WORT ZUM SONNTAG: Lizenz zum Zweifel

Man kann es dem Evangelisten Johannes nicht hoch genug anrechnen, dass er im Rahmen seiner Darstellung von der Auferstehung Jesu dem Jünger Thomas einen besonderen Abschnitt widmet (Ev. Johannes 20, 19-29). Thomas der Zweifler, der Skeptiker, der Ungläubige. Vergegenwärtigen wir uns die Situation: Außer Thomas sind die Jünger Jesu am Osterabend alle beisammen und haben sich angstvoll verbarrikadiert. Sie sind ja die allerengsten Freunde eines Hingerichteten. Und dann erleben sie den auferstandenen Jesus Christus und berichten Thomas davon. Und er? Er ist alles andere als ungläubig. Er ist nur nicht leichtgläubig. Thomas ist vielleicht noch verzweifelter als seine Freunde. Er hat es nicht einmal ausgehalten, mit ihnen zusammenzusein. Glauben an Auferstehung, an neues Leben nach dem Tod, Trost in der Trauer, Mut mitten in der Furcht? Thomas sagt: ‘Unsinn! Ein Leichnam kann nicht wieder lebendig werden!’

Und keiner sagt zu Thomas: „Du darfst nicht zweifeln!“ Dann aber verändert sich die Szene. Thomas ist – Tage später – mit im Jüngerkreis, der auferstandene Christus erscheint, spricht ihnen seinen Frieden zu, wendet sich direkt an Thomas und gibt ihm eine Sondererlaubnis: ‘Du glaubst nur, was du siehst? Warum willst du nur sehen?

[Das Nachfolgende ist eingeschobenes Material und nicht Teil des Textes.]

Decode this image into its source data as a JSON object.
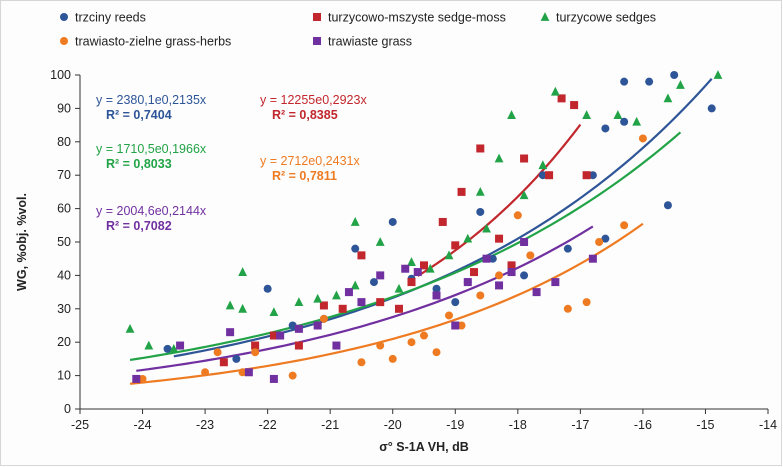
{
  "chart_data": {
    "type": "scatter",
    "xlabel": "σ° S-1A VH, dB",
    "ylabel": "WG, %obj. %vol.",
    "xlim": [
      -25,
      -14
    ],
    "ylim": [
      0,
      100
    ],
    "x_ticks": [
      "-25",
      "-24",
      "-23",
      "-22",
      "-21",
      "-20",
      "-19",
      "-18",
      "-17",
      "-16",
      "-15",
      "-14"
    ],
    "y_ticks": [
      "0",
      "10",
      "20",
      "30",
      "40",
      "50",
      "60",
      "70",
      "80",
      "90",
      "100"
    ],
    "grid": false,
    "legend_position": "top",
    "series": [
      {
        "name": "trzciny reeds",
        "marker": "circle",
        "color": "#2e5597",
        "trendline": {
          "a": 2380.1,
          "b": 0.2135,
          "x_range": [
            -23.5,
            -14.9
          ]
        },
        "equation": "y = 2380,1e0,2135x",
        "r2": "R² = 0,7404",
        "points": [
          [
            -23.6,
            18
          ],
          [
            -22.5,
            15
          ],
          [
            -22,
            36
          ],
          [
            -21.6,
            25
          ],
          [
            -21.1,
            27
          ],
          [
            -20.6,
            48
          ],
          [
            -20.3,
            38
          ],
          [
            -20,
            56
          ],
          [
            -19.7,
            39
          ],
          [
            -19.3,
            36
          ],
          [
            -19,
            32
          ],
          [
            -18.8,
            38
          ],
          [
            -18.6,
            59
          ],
          [
            -18.4,
            45
          ],
          [
            -18.1,
            43
          ],
          [
            -17.9,
            40
          ],
          [
            -17.6,
            70
          ],
          [
            -17.2,
            48
          ],
          [
            -16.8,
            70
          ],
          [
            -16.6,
            51
          ],
          [
            -16.6,
            84
          ],
          [
            -16.3,
            98
          ],
          [
            -16.3,
            86
          ],
          [
            -15.9,
            98
          ],
          [
            -15.6,
            61
          ],
          [
            -15.5,
            100
          ],
          [
            -14.9,
            90
          ]
        ]
      },
      {
        "name": "turzycowo-mszyste sedge-moss",
        "marker": "square",
        "color": "#c1272d",
        "trendline": {
          "a": 12255,
          "b": 0.2923,
          "x_range": [
            -19.6,
            -17
          ]
        },
        "equation": "y = 12255e0,2923x",
        "r2": "R² = 0,8385",
        "points": [
          [
            -22.7,
            14
          ],
          [
            -22.2,
            19
          ],
          [
            -21.9,
            22
          ],
          [
            -21.5,
            19
          ],
          [
            -21.1,
            31
          ],
          [
            -20.8,
            30
          ],
          [
            -20.5,
            46
          ],
          [
            -20.2,
            32
          ],
          [
            -19.9,
            30
          ],
          [
            -19.7,
            38
          ],
          [
            -19.5,
            43
          ],
          [
            -19.2,
            56
          ],
          [
            -19,
            49
          ],
          [
            -18.9,
            65
          ],
          [
            -18.7,
            41
          ],
          [
            -18.6,
            78
          ],
          [
            -18.3,
            51
          ],
          [
            -18.1,
            43
          ],
          [
            -17.9,
            75
          ],
          [
            -17.5,
            70
          ],
          [
            -17.3,
            93
          ],
          [
            -17.1,
            91
          ],
          [
            -16.9,
            70
          ]
        ]
      },
      {
        "name": "turzycowe sedges",
        "marker": "triangle",
        "color": "#22a347",
        "trendline": {
          "a": 1710.5,
          "b": 0.1966,
          "x_range": [
            -24.2,
            -15.4
          ]
        },
        "equation": "y = 1710,5e0,1966x",
        "r2": "R² = 0,8033",
        "points": [
          [
            -24.2,
            24
          ],
          [
            -23.9,
            19
          ],
          [
            -23.5,
            18
          ],
          [
            -22.6,
            31
          ],
          [
            -22.4,
            41
          ],
          [
            -22.4,
            30
          ],
          [
            -21.9,
            29
          ],
          [
            -21.5,
            32
          ],
          [
            -21.2,
            33
          ],
          [
            -20.9,
            34
          ],
          [
            -20.6,
            56
          ],
          [
            -20.6,
            37
          ],
          [
            -20.2,
            50
          ],
          [
            -19.9,
            36
          ],
          [
            -19.7,
            44
          ],
          [
            -19.4,
            42
          ],
          [
            -19.1,
            46
          ],
          [
            -18.8,
            51
          ],
          [
            -18.6,
            65
          ],
          [
            -18.5,
            54
          ],
          [
            -18.3,
            75
          ],
          [
            -18.1,
            88
          ],
          [
            -17.9,
            64
          ],
          [
            -17.6,
            73
          ],
          [
            -17.4,
            95
          ],
          [
            -16.9,
            88
          ],
          [
            -16.4,
            88
          ],
          [
            -16.1,
            86
          ],
          [
            -15.6,
            93
          ],
          [
            -15.4,
            97
          ],
          [
            -14.8,
            100
          ]
        ]
      },
      {
        "name": "trawiasto-zielne grass-herbs",
        "marker": "circle",
        "color": "#ee7b22",
        "trendline": {
          "a": 2712,
          "b": 0.2431,
          "x_range": [
            -24.2,
            -16
          ]
        },
        "equation": "y = 2712e0,2431x",
        "r2": "R² = 0,7811",
        "points": [
          [
            -24,
            9
          ],
          [
            -23,
            11
          ],
          [
            -22.8,
            17
          ],
          [
            -22.4,
            11
          ],
          [
            -22.2,
            17
          ],
          [
            -21.6,
            10
          ],
          [
            -21.1,
            27
          ],
          [
            -20.5,
            14
          ],
          [
            -20.2,
            19
          ],
          [
            -20,
            15
          ],
          [
            -19.7,
            20
          ],
          [
            -19.5,
            22
          ],
          [
            -19.3,
            17
          ],
          [
            -19.1,
            28
          ],
          [
            -18.9,
            25
          ],
          [
            -18.6,
            34
          ],
          [
            -18.3,
            40
          ],
          [
            -18,
            58
          ],
          [
            -17.8,
            46
          ],
          [
            -17.2,
            30
          ],
          [
            -16.9,
            32
          ],
          [
            -16.7,
            50
          ],
          [
            -16.3,
            55
          ],
          [
            -16,
            81
          ]
        ]
      },
      {
        "name": "trawiaste grass",
        "marker": "square",
        "color": "#7130a0",
        "trendline": {
          "a": 2004.6,
          "b": 0.2144,
          "x_range": [
            -24.1,
            -16.8
          ]
        },
        "equation": "y = 2004,6e0,2144x",
        "r2": "R² = 0,7082",
        "points": [
          [
            -24.1,
            9
          ],
          [
            -23.4,
            19
          ],
          [
            -22.6,
            23
          ],
          [
            -22.3,
            11
          ],
          [
            -21.9,
            9
          ],
          [
            -21.8,
            22
          ],
          [
            -21.5,
            24
          ],
          [
            -21.2,
            25
          ],
          [
            -20.9,
            19
          ],
          [
            -20.7,
            35
          ],
          [
            -20.5,
            32
          ],
          [
            -20.2,
            40
          ],
          [
            -19.8,
            42
          ],
          [
            -19.6,
            41
          ],
          [
            -19.3,
            34
          ],
          [
            -19,
            25
          ],
          [
            -18.8,
            38
          ],
          [
            -18.5,
            45
          ],
          [
            -18.3,
            37
          ],
          [
            -18.1,
            41
          ],
          [
            -17.9,
            50
          ],
          [
            -17.7,
            35
          ],
          [
            -17.4,
            38
          ],
          [
            -16.8,
            45
          ]
        ]
      }
    ]
  }
}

Du darfst hautnah spüren, dass ich es bin.’ Nie hat sich Thomas seinem Herrn wohl so nahe gefühlt. Er begreift, im gequälten Jesus und auferstandenen Christus offenbart sich die Liebe Gottes selbst. Glaube und Zweifel sind nicht weit voneinander entfernt. Niemand sollte sich aus der Gemeinde ausgeschlossen fühlen, weil er von Zweifel geplagt ist.

Thomas bekommt die absolute Lizenz zum Zweifeln und ist der erste Mensch der Bibel, der Jesus Christus als Gott anbetet: „Mein Herr und mein Gott!“ Jesus ist bei ihm, anders als vorher, und dennoch real. Sein Leben ‘nach dem Fleisch’ ist, wie Paulus sagt, beendet. Er lebt jetzt auf andere Weise als vorher. Er lebt bei seinem Vater im Himmel. Und auf der Erde, im irdischen Dasein, müssen die Jünger weiterleben, ohne dass er leiblich bei ihnen ist, und Jesus versteht, es ist nicht leicht, an etwas zu glauben, was man nicht sehen kann: „Weil du mich gesehen hast, Thomas, darum glaubst du. Selig sind, die nicht sehen und doch glauben!“ Das Entscheidende an dieser Geschichte: Der Evangelist Johannes erzählt nicht etwas, das einmal passiert und lange vergangen ist. Er ist überzeugt, wie Jesus damals seinen Jüngern begegnete, tritt er jederzeit allen gegenüber, die für ihn offen sind: Er tröstet in Trauer, gibt in Angst neuen Mut, vergibt Schuld, gibt in Ratlosigkeit Orientierung.

Darüber hinaus mutet der auferstandene Jesus Christus seinen Jüngern aber noch etwas anderes zu: Er sendet sie. Er kann nicht mehr körperlich zu den Menschen gehen. Darum erwartet er von den Seinen, dass sie das an seiner Stelle tun. Und diese Zumutung erreicht alle, die auf Jesus Christus vertrauen. Uns überträgt er diesen großen Auftrag: „Wie mich der Vater gesandt hat, so sende ich euch!“ Und damit dieser Auftrag möglich wird, gibt er die nötige Ausrüstung dazu: Er schenkt  seinen Heiligen Geist.
Wer in der Kirche Verantwortung trägt, Verantwortung übertragen bekommt, sich um Verantwortung bewirbt, sich Verantwortung nimmt, braucht Heiligen Geist! Alle anderen Gaben sind gut und nützlich, aber ohne den Geist, den wir vom auferstandenen Jesus Christus erhalten und der uns mit ihm verbindet, geht es nicht. Nur in diesem Geist, dem Geist der Vergebung von Schuld und Sünde, dem Geist der Weisheit und Barmherzigkeit, dem Geist der Liebe und Wahrheit, kann eine Kirche, kann eine Gemeinde, recht geleitet werden.